Technology that is in the market today was designed 20 or 30 years ago to solve the problems that were relevant 20 or 30 years ago. Today’s manufacturing technologies must account for technology progression, take advantage of a hyper-connected state, and empower teams of engineers to respond more quickly to customer demands. What does that mean? Autodesk’s software generates multiple solutions by utilizing the power of parallel cloud computing so that their users can use simulation tools to solve for more problems and begin to analyze the results more quickly. The faster engineers can do their jobs, the faster the gears turn, and the more competitive a business becomes.

Training for Generative Design

Generative design is available as part of a subscription to Autodesk Fusion 360, a CAD software package that many engineers are already familiar with. The software is easy to use, but the more knowledge the user has, the better the result.

In manufacturing, time is a factor. Today, many engineers are doing the work of more than one person. Engineers find a solution, or a couple, and run with it. What generative design does is expose more potential solutions to a problem. This saves the engineer time and might present a solution they wouldn’t have otherwise considered.
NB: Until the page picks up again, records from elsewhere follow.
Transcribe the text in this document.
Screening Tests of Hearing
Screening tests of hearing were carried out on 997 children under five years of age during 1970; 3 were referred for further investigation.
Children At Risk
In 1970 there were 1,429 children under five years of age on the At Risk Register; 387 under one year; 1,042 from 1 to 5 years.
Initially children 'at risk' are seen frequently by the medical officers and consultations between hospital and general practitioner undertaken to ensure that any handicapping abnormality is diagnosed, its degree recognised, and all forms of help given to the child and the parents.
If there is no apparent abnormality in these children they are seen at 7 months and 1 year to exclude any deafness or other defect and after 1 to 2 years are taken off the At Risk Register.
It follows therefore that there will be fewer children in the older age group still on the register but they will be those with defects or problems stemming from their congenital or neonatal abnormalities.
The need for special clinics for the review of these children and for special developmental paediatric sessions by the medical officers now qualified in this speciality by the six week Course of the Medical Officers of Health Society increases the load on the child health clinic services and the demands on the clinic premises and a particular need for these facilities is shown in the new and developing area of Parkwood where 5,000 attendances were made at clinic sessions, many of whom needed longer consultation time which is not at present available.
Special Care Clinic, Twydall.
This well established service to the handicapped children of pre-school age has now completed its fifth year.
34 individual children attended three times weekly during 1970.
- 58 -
However, it is the engineer’s knowledge of available materials, supply chain availability, manufacturing process, their customers, etc. that will find the solution that will best fit the specific company and application.

When considering design optimization software, generative design should not be compared to or confused with topographical optimization (TO). TO reduces material that often will lightweight a part, but it doesn’t have the ability to consider multiple materials and manufacturing processes in multiple solves. Solutions that provide “process aware” results, meaning the results provided will be restricted to the manufacturing process(es) selected to evaluate as part of the solve. This perhaps the most significant difference between TO and generative design.

Generative design helps engineers explore more ideas in a shorter amount of time to find the best solution based on their expertise, which would not have worked a few years ago. The generative design functionality in Fusion 360 from Autodesk is an example of the new technology that will take manufacturing into the future.